To conceptualize how this helps detect whether a feature is a spatial outlier, consider that as the local reachability density of a feature decreases (in other words, the neighborhood of a feature is sparse) and the local reachability density of its neighbors increases (in other words, the neighborhood of a feature's neighbor is more dense), the local outlier factor increases: the feature is more outlying because its spatial density is low and the spatial densities of its neighboring features are higher.
With local outlier factors calculated for all features, the tool then uses the percentage of locations to be designated as outliers parameter value to designate features as outliers and inliers. Consequently, the selection of an appropriate percentage is among important criteria when defining and interpreting the analysis results.
Data-driven parameter selection
The Number of Neighbors and Percent of Locations Considered Outliers parameters have an important influence in the result of the LOF calculation and detected spatial outliers. While it is recommended that domain knowledge drives the selection of these parameter values, it is acknowledged that not every analysis question may include a clear value for these criteria.
If logical values for the number of neighbors or percent of locations considered outliers are not known before executing the analysis, or if you want to evaluate data-driven results, the tool can automatically search for appropriate parameter values based on the spatial distribution of the input features. To do this, the tool performs a search by comparing combinations of the number of neighbors parameter, k, and the percent of locations considered outliers, deemed c, which is converted to a number of locations considered outliers search parameter, deemed n.
For each parameter value pair, [(c1, k1), (c2, k2), …], the local outlier factor is calculated. The resulting LOF values are ranked from highest to lowest, and the mean of the log(LOF) of the top n outliers is compared to the mean of the log(LOF) of the following n inliers (second-highest LOF) using a t-statistic Tci,kj.
Keep the following in mind before you proceed:
- Provided a value of c, the tool identifies the k that maximizes the significance of the t-statistic. That is, the value of nearest neighbors that maximizes the difference in LOF between the outlier group and the inlier group.

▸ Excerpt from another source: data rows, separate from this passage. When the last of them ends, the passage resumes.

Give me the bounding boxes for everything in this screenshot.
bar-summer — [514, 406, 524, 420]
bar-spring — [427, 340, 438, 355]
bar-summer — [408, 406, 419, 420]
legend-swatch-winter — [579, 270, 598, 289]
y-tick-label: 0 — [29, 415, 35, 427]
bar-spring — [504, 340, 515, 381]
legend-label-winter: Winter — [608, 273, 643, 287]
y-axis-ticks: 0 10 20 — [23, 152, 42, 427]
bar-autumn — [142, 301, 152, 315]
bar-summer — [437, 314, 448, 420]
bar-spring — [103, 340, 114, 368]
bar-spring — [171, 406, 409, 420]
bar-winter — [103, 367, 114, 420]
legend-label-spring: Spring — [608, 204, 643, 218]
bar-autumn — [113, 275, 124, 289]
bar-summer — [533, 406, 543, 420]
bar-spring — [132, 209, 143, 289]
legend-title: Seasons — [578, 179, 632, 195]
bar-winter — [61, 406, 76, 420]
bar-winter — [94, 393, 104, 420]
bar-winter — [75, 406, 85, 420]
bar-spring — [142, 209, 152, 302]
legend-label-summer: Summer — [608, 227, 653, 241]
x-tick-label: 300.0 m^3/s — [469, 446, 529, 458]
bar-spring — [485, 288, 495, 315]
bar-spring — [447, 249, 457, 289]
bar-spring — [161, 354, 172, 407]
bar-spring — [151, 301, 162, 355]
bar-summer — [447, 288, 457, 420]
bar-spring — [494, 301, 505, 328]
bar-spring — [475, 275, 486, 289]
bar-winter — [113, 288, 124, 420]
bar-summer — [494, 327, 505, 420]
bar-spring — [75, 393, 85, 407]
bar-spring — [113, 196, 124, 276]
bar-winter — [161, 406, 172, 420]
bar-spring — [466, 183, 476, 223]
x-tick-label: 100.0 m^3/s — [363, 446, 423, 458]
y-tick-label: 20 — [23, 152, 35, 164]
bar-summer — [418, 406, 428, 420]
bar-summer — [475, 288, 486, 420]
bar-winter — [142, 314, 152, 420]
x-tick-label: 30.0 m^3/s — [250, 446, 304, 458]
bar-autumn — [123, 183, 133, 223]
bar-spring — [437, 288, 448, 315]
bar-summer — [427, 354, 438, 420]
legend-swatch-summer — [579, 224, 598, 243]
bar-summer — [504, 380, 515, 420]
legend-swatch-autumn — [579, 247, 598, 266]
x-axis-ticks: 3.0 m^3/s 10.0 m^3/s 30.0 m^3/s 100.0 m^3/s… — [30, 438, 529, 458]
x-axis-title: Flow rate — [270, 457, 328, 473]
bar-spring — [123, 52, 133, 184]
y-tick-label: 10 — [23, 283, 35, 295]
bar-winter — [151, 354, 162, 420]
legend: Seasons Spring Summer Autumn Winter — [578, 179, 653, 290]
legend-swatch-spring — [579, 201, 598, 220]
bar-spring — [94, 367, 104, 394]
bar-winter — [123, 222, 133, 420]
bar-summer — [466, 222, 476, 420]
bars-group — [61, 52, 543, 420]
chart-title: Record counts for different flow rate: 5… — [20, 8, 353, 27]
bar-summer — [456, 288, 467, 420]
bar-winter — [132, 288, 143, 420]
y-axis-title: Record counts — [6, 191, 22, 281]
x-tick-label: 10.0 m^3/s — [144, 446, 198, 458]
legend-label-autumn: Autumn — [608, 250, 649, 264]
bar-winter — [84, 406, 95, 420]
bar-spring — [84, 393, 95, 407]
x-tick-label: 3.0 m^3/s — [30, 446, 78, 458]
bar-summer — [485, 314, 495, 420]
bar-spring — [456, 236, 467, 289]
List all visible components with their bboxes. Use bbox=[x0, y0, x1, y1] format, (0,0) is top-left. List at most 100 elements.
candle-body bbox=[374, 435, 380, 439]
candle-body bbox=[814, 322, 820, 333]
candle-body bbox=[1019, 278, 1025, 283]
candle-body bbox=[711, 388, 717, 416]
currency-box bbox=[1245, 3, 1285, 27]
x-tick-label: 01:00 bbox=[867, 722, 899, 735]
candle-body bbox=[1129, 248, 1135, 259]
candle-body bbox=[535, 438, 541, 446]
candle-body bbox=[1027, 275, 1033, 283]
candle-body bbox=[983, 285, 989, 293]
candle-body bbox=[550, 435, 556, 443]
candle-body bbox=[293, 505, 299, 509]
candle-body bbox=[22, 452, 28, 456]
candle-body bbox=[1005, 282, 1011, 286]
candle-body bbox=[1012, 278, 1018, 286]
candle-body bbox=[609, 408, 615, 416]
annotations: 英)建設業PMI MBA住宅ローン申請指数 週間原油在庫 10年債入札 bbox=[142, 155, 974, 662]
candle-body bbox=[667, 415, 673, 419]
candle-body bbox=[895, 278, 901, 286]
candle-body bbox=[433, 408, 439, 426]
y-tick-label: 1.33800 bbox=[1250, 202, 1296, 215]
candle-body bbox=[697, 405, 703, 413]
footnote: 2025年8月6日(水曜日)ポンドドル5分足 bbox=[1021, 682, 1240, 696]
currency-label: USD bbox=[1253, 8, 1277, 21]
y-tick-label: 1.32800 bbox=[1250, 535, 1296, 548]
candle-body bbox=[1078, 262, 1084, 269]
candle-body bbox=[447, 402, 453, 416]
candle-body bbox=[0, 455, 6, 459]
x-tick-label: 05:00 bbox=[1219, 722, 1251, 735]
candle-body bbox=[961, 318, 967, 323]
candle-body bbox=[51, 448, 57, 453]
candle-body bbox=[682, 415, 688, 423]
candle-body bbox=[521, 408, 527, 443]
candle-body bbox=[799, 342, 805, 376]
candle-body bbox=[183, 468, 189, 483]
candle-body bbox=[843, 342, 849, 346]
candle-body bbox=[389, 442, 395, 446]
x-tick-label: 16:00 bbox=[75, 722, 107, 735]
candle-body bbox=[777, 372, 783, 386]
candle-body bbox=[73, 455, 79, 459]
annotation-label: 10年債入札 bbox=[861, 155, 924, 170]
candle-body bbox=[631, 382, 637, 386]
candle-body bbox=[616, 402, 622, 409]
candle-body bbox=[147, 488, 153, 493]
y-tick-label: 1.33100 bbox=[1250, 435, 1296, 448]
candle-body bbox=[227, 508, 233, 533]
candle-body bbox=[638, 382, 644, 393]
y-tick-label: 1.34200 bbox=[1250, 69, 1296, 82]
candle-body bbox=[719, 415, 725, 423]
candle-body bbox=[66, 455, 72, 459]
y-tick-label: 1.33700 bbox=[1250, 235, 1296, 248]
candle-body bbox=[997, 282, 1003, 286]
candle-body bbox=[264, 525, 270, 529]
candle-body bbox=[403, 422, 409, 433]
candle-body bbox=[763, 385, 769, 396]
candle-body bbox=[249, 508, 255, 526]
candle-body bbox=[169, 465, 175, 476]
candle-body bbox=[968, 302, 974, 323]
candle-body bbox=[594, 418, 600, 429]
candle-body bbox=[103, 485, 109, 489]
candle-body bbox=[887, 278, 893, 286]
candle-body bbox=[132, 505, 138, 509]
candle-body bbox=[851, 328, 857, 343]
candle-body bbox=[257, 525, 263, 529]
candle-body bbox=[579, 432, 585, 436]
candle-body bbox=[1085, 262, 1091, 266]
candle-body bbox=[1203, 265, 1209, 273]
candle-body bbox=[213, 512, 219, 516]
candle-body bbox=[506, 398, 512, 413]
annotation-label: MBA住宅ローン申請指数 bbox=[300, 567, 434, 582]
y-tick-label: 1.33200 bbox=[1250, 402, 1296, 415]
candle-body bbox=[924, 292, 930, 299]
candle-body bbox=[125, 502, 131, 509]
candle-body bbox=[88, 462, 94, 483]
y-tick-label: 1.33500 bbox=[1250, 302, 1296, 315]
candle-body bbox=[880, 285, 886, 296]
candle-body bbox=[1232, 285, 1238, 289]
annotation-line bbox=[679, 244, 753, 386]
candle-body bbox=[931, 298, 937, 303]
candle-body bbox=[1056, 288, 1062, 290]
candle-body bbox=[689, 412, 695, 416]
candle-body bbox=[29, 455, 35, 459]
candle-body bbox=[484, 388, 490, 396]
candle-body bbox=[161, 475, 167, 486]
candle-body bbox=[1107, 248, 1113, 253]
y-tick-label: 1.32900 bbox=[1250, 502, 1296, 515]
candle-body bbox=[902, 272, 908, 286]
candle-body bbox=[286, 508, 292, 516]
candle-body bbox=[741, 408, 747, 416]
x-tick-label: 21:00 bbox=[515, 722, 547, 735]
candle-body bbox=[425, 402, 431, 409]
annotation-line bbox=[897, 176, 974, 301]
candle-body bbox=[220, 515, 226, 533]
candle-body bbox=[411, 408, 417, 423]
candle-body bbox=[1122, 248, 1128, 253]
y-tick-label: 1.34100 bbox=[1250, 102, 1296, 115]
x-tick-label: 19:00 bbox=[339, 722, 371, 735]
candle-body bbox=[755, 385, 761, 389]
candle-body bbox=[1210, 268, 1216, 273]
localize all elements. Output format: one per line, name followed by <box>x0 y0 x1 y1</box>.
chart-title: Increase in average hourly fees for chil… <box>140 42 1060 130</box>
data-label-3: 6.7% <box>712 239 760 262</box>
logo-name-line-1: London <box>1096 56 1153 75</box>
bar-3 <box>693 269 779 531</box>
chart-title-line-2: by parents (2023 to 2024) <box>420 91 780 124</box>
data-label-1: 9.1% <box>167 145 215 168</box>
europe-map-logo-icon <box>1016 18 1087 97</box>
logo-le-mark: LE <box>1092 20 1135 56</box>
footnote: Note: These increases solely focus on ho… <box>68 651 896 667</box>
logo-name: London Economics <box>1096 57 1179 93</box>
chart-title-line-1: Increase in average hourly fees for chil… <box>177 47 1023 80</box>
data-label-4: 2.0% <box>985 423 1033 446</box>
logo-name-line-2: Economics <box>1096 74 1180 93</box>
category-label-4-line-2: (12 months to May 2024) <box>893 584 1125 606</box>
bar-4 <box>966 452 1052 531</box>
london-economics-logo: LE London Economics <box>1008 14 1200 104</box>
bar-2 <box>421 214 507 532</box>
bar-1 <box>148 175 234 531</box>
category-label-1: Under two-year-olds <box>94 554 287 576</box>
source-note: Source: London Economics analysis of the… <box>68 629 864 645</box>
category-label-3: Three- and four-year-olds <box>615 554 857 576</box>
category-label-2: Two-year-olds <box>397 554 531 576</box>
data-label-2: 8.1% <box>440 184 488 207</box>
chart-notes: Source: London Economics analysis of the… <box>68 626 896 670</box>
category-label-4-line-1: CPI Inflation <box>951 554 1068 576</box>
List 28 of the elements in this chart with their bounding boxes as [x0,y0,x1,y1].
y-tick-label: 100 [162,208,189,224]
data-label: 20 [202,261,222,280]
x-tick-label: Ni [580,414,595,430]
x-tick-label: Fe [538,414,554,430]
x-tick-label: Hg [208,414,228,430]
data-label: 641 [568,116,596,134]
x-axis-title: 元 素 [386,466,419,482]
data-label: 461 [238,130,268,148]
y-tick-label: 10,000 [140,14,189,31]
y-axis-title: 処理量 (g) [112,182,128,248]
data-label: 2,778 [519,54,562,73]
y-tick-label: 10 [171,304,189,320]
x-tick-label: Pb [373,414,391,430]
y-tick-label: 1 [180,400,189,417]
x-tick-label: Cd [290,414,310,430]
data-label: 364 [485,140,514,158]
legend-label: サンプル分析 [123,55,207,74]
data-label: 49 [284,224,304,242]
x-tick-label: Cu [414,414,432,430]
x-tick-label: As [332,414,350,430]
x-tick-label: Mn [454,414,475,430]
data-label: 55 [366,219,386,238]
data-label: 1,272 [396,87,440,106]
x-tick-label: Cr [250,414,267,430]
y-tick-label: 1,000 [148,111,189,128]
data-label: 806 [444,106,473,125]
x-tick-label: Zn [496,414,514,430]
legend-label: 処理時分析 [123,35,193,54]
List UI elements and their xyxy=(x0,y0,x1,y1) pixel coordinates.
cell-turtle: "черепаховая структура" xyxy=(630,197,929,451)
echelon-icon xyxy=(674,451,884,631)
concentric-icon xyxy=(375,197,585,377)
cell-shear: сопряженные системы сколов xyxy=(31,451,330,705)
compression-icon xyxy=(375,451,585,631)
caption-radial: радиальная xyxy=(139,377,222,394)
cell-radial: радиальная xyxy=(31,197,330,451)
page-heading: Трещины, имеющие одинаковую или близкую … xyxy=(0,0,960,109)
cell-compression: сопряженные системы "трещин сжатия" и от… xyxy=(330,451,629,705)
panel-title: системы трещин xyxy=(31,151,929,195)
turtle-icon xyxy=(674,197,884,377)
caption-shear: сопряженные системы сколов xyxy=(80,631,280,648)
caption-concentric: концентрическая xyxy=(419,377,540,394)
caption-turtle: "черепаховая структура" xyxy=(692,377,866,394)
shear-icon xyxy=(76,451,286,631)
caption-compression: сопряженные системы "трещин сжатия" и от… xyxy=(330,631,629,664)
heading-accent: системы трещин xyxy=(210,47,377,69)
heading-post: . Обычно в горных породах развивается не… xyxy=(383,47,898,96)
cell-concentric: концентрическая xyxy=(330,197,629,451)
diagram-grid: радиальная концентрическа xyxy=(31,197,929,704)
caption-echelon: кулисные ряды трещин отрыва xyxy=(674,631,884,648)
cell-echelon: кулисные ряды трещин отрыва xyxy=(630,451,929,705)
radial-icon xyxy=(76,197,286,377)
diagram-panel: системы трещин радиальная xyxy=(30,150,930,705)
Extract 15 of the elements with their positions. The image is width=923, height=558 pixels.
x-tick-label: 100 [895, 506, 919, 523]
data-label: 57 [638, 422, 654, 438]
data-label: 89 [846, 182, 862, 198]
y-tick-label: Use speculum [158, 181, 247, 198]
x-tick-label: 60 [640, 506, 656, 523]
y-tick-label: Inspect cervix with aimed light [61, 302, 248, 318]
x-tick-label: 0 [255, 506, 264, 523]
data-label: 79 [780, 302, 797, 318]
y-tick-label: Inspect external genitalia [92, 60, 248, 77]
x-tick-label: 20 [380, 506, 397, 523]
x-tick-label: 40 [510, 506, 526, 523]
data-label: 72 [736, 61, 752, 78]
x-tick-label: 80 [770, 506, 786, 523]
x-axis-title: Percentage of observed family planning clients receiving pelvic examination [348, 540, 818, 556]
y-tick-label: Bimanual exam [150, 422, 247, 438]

- The tool identifies the value of c that maximizes the t-statistics after adjusting for the size of n.
The search occurs over a domain of k andc values established by the number of input points, and each of the decisions the tool makes for chosen parameter values is reported as a message following tool execution.
For input datasets with many features, only a subset of the values of the number of neighbors and LOF threshold is verified by the tool.
Considerations and interpretations of outputs
There are several important considerations when interpreting the output of this tool.
- The LOF values calculated for an input dataset cannot be used to compare with calculated LOF values in a different dataset. The LOF calculations are dependent on the spatial distribution of the input features in a dataset; consequently, any differences in separate datasets will result in different calculated local reachability densities and LOF values.
- The calculated LOF results may differ between a point in the output features and a cell in the output prediction raster coinciding with the point. The reason for this difference is that the point's neighborhood includes the neighbors in its vicinity, and does not include itself; however, the raster cell coinciding with the point includes the point as one of its neighbors.
- Small differences in values submitted for the
Percent of Locations Considered Outliers parameter may
result in the same output percent of locations considered outliers.
This can occur when similarities in spatial distribution for
features result in the same LOF value for multiple features and the
same LOF threshold is established even if the percent is different
by a small margin.
- Consider a simple dataset with 10 features whose LOF calculation results in the following LOF values: [0, 1, 2, 3, 4, 5, 9, 9, 9, 9]. In this example, a value of 10 percent for percent of locations considered outliers would result in selecting the top 10 percent LOF values, which corresponds to an LOF threshold of 9. Similarly, passing a value of 40 percent for percent of locations considered outliers would result in selecting the top 40 percent LOF values, though this will still set an LOF threshold of 9. Therefore, the output count of outliers designated as outliers will be the same for percentages 10 percent through 40 percent.
For more information about the local outlier factor and optimizing parameters, see the following references:
- Breunig, M. M., Kriegel, H. P., Ng, R. T., Sander, J. (2000). "LOF: identifying density-based local outliers." Proceedings of the 2000 ACM SIGMOD international conference on Management of data. (pp. 93-104).
- Xu, Z., Kakde, D., Chaudhuri, A. (2019). "Automatic Hyperparameter Tuning Method for Local Outlier Factor, with Applications to Anomaly Detection." 2019 IEEE International Conference on Big Data (pp. 4201-4207)